An unusual green-and-white garnish of cream cheese speckled with fresh basil adds a festive touch to this intensely flavoured, richly coloured soup of tomatoes, garlic and lentils.
ingredients
serves: 4
1 pint chicken or vegetable stock
2 tablespoons olive oil
3 shallots
2 - 3 cloves garlic
A few sprigs of fresh basil
1/4 pound split red lentils
14 ounce canned chopped tomatoes
1/2 cup soft cream cheese
Salt and black pepper
method
1. Put the stock on to heat. Heat the oil in a large saucepan. Peel and chop the shallots and garlic and fry gently for 5 minutes, or until soft.
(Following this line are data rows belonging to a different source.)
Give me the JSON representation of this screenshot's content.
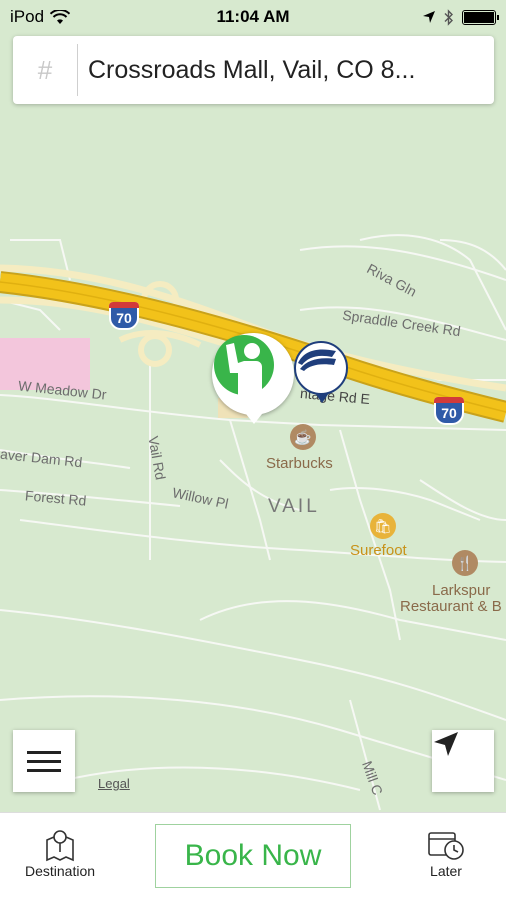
{
  "status_bar": {
    "carrier": "iPod",
    "time": "11:04 AM"
  },
  "search": {
    "hash_symbol": "#",
    "address": "Crossroads Mall, Vail, CO  8..."
  },
  "map": {
    "labels": {
      "riva_gln": "Riva Gln",
      "spraddle_creek": "Spraddle Creek Rd",
      "w_meadow": "W Meadow Dr",
      "frontage": "ntage Rd E",
      "beaver_dam": "aver Dam Rd",
      "forest": "Forest Rd",
      "vail_rd": "Vail Rd",
      "willow": "Willow Pl",
      "town": "VAIL",
      "mill_creek": "Mill C"
    },
    "highway": "70",
    "pois": {
      "starbucks": "Starbucks",
      "surefoot": "Surefoot",
      "larkspur_1": "Larkspur",
      "larkspur_2": "Restaurant & B"
    },
    "legal": "Legal",
    "colors": {
      "background": "#d7e9cf",
      "highway": "#f2c21a",
      "pickup": "#39b54a",
      "taxi": "#1f3e7c"
    }
  },
  "controls": {
    "menu_icon": "hamburger-menu-icon",
    "locate_icon": "location-arrow-icon"
  },
  "bottom_bar": {
    "destination_label": "Destination",
    "book_label": "Book Now",
    "later_label": "Later"
  }
}
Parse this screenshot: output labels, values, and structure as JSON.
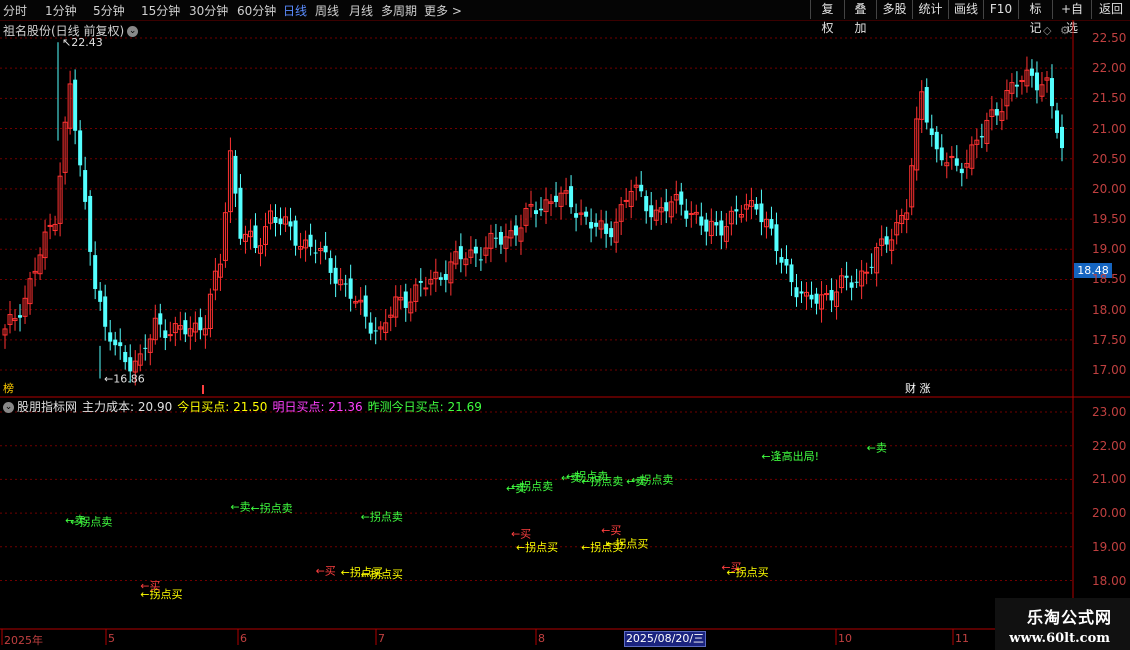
{
  "toolbar": {
    "periods": [
      "分时",
      "1分钟",
      "5分钟",
      "15分钟",
      "30分钟",
      "60分钟",
      "日线",
      "周线",
      "月线",
      "多周期",
      "更多 >"
    ],
    "active_period": "日线",
    "right_buttons": [
      "复权",
      "叠加",
      "多股",
      "统计",
      "画线",
      "F10",
      "标记",
      "+自选",
      "返回"
    ]
  },
  "stock": {
    "title": "祖名股份(日线 前复权)",
    "current_price_tag": "18.48",
    "high_label": "22.43",
    "low_label": "16.86",
    "left_badge": "榜",
    "right_badge": "财 涨"
  },
  "indicator": {
    "name": "股朋指标网",
    "items": [
      {
        "label": "主力成本: 20.90",
        "color": "#e0e0e0"
      },
      {
        "label": "今日买点: 21.50",
        "color": "#ffff00"
      },
      {
        "label": "明日买点: 21.36",
        "color": "#ff40ff"
      },
      {
        "label": "昨测今日买点: 21.69",
        "color": "#40ff40"
      }
    ]
  },
  "axes": {
    "price_ticks": [
      "22.50",
      "22.00",
      "21.50",
      "21.00",
      "20.50",
      "20.00",
      "19.50",
      "19.00",
      "18.50",
      "18.00",
      "17.50",
      "17.00"
    ],
    "indicator_ticks": [
      "23.00",
      "22.00",
      "21.00",
      "20.00",
      "19.00",
      "18.00"
    ],
    "x_labels": [
      "2025年",
      "5",
      "6",
      "7",
      "8",
      "10",
      "11"
    ],
    "cursor_date": "2025/08/20/三"
  },
  "signals": [
    {
      "text": "←卖",
      "kind": "sell",
      "value": 19.8,
      "i": 12
    },
    {
      "text": "←拐点卖",
      "kind": "sell",
      "value": 19.75,
      "i": 13
    },
    {
      "text": "←拐点买",
      "kind": "buy",
      "value": 17.6,
      "i": 27
    },
    {
      "text": "←买",
      "kind": "buy_red",
      "value": 17.85,
      "i": 27
    },
    {
      "text": "←卖",
      "kind": "sell",
      "value": 20.2,
      "i": 45
    },
    {
      "text": "←拐点卖",
      "kind": "sell",
      "value": 20.15,
      "i": 49
    },
    {
      "text": "←买",
      "kind": "buy_red",
      "value": 18.3,
      "i": 62
    },
    {
      "text": "←拐点买",
      "kind": "buy",
      "value": 18.25,
      "i": 67
    },
    {
      "text": "←拐点买",
      "kind": "buy",
      "value": 18.2,
      "i": 71
    },
    {
      "text": "←拐点卖",
      "kind": "sell",
      "value": 19.9,
      "i": 71
    },
    {
      "text": "←卖",
      "kind": "sell",
      "value": 20.75,
      "i": 100
    },
    {
      "text": "←拐点卖",
      "kind": "sell",
      "value": 20.8,
      "i": 101
    },
    {
      "text": "←买",
      "kind": "buy_red",
      "value": 19.4,
      "i": 101
    },
    {
      "text": "←拐点买",
      "kind": "buy",
      "value": 19.0,
      "i": 102
    },
    {
      "text": "←卖",
      "kind": "sell",
      "value": 21.05,
      "i": 111
    },
    {
      "text": "←拐点卖",
      "kind": "sell",
      "value": 21.1,
      "i": 112
    },
    {
      "text": "←拐点卖",
      "kind": "sell",
      "value": 20.95,
      "i": 115
    },
    {
      "text": "←拐点买",
      "kind": "buy",
      "value": 19.0,
      "i": 115
    },
    {
      "text": "←买",
      "kind": "buy_red",
      "value": 19.5,
      "i": 119
    },
    {
      "text": "←拐点买",
      "kind": "buy",
      "value": 19.1,
      "i": 120
    },
    {
      "text": "←卖",
      "kind": "sell",
      "value": 20.95,
      "i": 124
    },
    {
      "text": "←拐点卖",
      "kind": "sell",
      "value": 21.0,
      "i": 125
    },
    {
      "text": "←买",
      "kind": "buy_red",
      "value": 18.4,
      "i": 143
    },
    {
      "text": "←拐点买",
      "kind": "buy",
      "value": 18.25,
      "i": 144
    },
    {
      "text": "←逢高出局!",
      "kind": "sell",
      "value": 21.7,
      "i": 151
    },
    {
      "text": "←卖",
      "kind": "sell",
      "value": 21.95,
      "i": 172
    }
  ],
  "watermark": {
    "line1": "乐淘公式网",
    "line2": "www.60lt.com"
  },
  "colors": {
    "up": "#ff3232",
    "down": "#54ffff",
    "sell": "#40ff40",
    "buy": "#ffff00",
    "buy_red": "#ff4040",
    "grid": "#700000",
    "axis": "#c04040"
  }
}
2. Rinse and dry the basil, reserve a few leaves for a garnish, then shred enough to give 1 tablespoon.
3. Rinse and drain the lentils, and add them to the pan with the stock and the tomatoes. Bring to the boil, cover and simmer for about 15 minutes, adding half the shredded basil after 10 minutes.
4. Beat the cream cheese in a small bowl until softened. Stir in the remaining shredded basil.
5. Blend or process the soup to a puree and season to taste with salt and pepper. Serve with spoonfuls of the cream cheese mixture; garnish with basil leaves.